The octogenarian takes the same approach to her craft. Moller says an idea comes to her, and then she takes her time to imagine the final product, dreaming of it, before actually working on it.
“I start to work on the idea,” she says, “I decide that’s what I want to see, that’s what I want to create... if I decide it, so it has to be done.”
She strives to create a bridge of contact between her art and the viewer, and a connection between herself and the piece.
Moller says she is dreaming of sculptures of King David and King Saul, among other ideas swimming around in her head. She says her David may come to fruition, as a present to the capital for Jerusalem Day, in honor of the 45th anniversary of the city’s reunification.
This passion for Jerusalem has carried over into Moller’s personal life as well.
Moller returned to Israel from New York where she was living just to give birth to her son, Gilad, a musician. The Jewish people having dreamt of the Jewish state for 2,000 years, Moller says she felt a need to return for the occasion. “It’s a privilege that he is born here in Israel,” she says.
A native of Persia, Moller says she made aliya at the age of five with her sister and Russian-born mother, leaving behind her father to attend to his fur business (he joined the family 20 years later). She remembers early on in her childhood Jews in Iran publicly pretending they were Muslim, but practicing Judaism at home.
“My mother didn’t want to raise children like this,” she says. Life was hard as new immigrants, money was tight and learning the language wasn’t easy for her mother.
“I imagine how much my mother suffered,” she says, yet adding that she was always proud and exuded dignity. She worked hard to raise her children on her own, sewing their clothing, crafting dolls for her to play with, and never complained; the same no-nonsense attitude Moller brings to sculpture.

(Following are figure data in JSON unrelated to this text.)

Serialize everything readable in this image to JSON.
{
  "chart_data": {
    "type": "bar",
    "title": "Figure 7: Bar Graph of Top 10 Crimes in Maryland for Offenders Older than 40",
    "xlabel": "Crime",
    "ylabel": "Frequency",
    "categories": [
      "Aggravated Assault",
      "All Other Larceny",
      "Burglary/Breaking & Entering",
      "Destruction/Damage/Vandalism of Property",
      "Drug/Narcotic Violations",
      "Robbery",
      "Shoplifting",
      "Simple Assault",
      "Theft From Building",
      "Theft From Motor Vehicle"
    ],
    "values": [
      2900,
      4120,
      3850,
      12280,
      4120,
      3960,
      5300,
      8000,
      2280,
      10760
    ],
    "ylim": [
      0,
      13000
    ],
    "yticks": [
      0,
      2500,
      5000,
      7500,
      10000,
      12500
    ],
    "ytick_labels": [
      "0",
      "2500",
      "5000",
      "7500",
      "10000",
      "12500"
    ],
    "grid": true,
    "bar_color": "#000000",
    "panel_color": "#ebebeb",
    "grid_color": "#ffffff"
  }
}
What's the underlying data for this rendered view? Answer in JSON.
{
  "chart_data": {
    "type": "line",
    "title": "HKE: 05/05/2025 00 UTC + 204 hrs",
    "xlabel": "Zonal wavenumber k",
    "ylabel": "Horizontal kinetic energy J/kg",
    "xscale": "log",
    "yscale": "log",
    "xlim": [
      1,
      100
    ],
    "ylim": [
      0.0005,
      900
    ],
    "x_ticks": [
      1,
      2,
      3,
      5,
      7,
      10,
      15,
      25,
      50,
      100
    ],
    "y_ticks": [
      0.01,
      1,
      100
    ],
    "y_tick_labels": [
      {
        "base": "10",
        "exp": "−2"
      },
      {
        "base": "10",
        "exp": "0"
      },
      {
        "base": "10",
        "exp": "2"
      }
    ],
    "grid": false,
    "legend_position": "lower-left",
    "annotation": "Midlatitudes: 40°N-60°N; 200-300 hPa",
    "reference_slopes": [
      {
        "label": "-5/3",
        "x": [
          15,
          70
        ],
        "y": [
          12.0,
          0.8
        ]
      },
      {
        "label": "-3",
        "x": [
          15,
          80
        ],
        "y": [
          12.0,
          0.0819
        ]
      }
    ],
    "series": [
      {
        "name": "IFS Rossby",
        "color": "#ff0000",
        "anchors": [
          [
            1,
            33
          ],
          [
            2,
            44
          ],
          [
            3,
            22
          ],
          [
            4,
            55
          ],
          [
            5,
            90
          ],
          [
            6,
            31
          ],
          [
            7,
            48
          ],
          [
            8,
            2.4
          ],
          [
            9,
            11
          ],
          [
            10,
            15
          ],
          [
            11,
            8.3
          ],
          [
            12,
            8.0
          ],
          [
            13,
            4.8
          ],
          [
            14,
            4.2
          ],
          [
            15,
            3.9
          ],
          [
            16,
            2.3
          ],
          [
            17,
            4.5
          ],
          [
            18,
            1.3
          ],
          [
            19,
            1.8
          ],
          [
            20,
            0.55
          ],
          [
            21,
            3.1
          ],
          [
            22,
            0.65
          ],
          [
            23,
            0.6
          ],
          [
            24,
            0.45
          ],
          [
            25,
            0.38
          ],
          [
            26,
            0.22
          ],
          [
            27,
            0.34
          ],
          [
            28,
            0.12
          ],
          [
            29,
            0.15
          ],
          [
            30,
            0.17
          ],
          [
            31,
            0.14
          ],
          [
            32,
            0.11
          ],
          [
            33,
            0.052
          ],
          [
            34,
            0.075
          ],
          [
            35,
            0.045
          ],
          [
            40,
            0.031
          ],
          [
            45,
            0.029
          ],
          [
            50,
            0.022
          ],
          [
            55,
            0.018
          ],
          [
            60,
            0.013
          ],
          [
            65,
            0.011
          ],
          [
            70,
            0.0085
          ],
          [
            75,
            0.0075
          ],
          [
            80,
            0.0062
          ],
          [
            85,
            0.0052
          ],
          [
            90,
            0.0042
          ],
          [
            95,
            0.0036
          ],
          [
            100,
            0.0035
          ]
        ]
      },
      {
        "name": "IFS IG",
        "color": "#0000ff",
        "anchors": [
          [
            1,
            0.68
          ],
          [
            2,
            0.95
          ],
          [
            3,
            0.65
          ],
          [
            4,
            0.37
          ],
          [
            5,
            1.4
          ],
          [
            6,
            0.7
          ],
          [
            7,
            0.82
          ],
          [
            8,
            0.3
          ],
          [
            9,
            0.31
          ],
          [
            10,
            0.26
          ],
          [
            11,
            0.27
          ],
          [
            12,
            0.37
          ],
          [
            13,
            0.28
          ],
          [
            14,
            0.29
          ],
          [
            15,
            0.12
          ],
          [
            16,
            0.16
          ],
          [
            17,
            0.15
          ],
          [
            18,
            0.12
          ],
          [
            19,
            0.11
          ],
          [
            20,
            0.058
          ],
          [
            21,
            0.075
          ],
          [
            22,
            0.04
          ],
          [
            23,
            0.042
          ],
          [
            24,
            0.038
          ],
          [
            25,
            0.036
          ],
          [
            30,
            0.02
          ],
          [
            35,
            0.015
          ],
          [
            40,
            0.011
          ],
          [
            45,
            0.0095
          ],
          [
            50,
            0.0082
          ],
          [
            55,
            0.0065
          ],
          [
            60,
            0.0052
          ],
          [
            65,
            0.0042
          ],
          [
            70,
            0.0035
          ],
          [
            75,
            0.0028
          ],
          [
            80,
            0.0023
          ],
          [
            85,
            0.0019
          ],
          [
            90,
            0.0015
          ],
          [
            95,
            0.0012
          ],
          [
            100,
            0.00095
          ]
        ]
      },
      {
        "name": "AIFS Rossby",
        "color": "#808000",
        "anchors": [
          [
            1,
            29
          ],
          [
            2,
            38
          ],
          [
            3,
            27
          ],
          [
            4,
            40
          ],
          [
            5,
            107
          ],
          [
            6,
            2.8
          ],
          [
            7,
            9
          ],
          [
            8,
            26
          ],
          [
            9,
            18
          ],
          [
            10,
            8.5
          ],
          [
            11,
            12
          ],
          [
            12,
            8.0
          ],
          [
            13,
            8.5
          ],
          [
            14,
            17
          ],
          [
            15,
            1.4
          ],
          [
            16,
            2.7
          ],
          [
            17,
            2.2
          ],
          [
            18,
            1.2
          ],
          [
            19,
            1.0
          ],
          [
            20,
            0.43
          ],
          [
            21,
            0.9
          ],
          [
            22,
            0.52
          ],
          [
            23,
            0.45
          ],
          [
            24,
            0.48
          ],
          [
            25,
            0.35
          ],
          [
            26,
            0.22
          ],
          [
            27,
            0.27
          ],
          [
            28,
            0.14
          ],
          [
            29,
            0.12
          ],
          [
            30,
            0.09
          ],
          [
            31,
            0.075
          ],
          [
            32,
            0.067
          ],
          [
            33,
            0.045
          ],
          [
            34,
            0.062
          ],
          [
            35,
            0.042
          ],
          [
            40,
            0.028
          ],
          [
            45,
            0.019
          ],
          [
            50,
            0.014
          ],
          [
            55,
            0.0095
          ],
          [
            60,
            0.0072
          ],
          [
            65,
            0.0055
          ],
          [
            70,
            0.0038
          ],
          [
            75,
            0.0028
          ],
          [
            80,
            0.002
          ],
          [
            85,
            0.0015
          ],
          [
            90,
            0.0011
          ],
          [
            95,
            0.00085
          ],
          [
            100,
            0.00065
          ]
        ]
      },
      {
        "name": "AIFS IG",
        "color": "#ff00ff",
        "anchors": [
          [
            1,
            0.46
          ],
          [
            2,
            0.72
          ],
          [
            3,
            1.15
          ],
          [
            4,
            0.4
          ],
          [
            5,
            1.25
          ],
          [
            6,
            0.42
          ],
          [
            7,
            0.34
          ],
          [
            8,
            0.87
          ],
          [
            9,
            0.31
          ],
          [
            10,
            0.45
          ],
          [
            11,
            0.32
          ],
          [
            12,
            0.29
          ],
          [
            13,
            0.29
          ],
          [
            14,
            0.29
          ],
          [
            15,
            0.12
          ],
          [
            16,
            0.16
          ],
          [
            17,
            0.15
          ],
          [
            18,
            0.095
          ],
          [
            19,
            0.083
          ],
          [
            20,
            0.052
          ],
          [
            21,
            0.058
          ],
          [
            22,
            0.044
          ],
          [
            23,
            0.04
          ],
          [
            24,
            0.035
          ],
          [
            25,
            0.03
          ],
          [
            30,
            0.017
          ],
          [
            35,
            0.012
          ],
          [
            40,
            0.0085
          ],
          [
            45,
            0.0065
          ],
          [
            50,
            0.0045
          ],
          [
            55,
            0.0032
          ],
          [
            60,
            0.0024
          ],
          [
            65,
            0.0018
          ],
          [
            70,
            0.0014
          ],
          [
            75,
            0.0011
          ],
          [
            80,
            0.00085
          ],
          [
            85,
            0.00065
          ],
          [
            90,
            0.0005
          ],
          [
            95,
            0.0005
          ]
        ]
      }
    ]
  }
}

Just before the 1948 War of Independence, Moller says her mother was ill, so she sent her and her sister to live with different families. The daughter of the family with whom she was staying was studying art. One day she brought home a lump of clay, and Moller says she started to play with it, until creating a figure.
“I was so scared and thought... I took her material and made a problem here.”But the family noticed her talent and sent her to study art as well.
“It’s me, or it’s them or it’s God’s will,” she says of her entrance into art. “I don’t know. Whatever it is, I’m happy with it.”
While living in New York, Moller met her husband, artist Isadore Grossman. The two began working together on the delicate and tedious job of restoration art for wealthy clients like the Johnsons (of Johnson & Johnson) and galleries, and she still does this work occasionally for clients abroad and leading museums. Projects can range from Egyptian to Mexican sculptures, and through the process, Moller has studied the historical periods from which the pieces originate. “I love puzzles,” she says of the time-consuming, though satisfying work.
But the business of art never interested her (“money is money and art is art”), and today she enjoys focusing on sculpture for its own sake.
“It’s almost godly,” she says, of the energy that comes forth from a creation. “I got this present from God. If I got this present, I have to work. I have to do something.”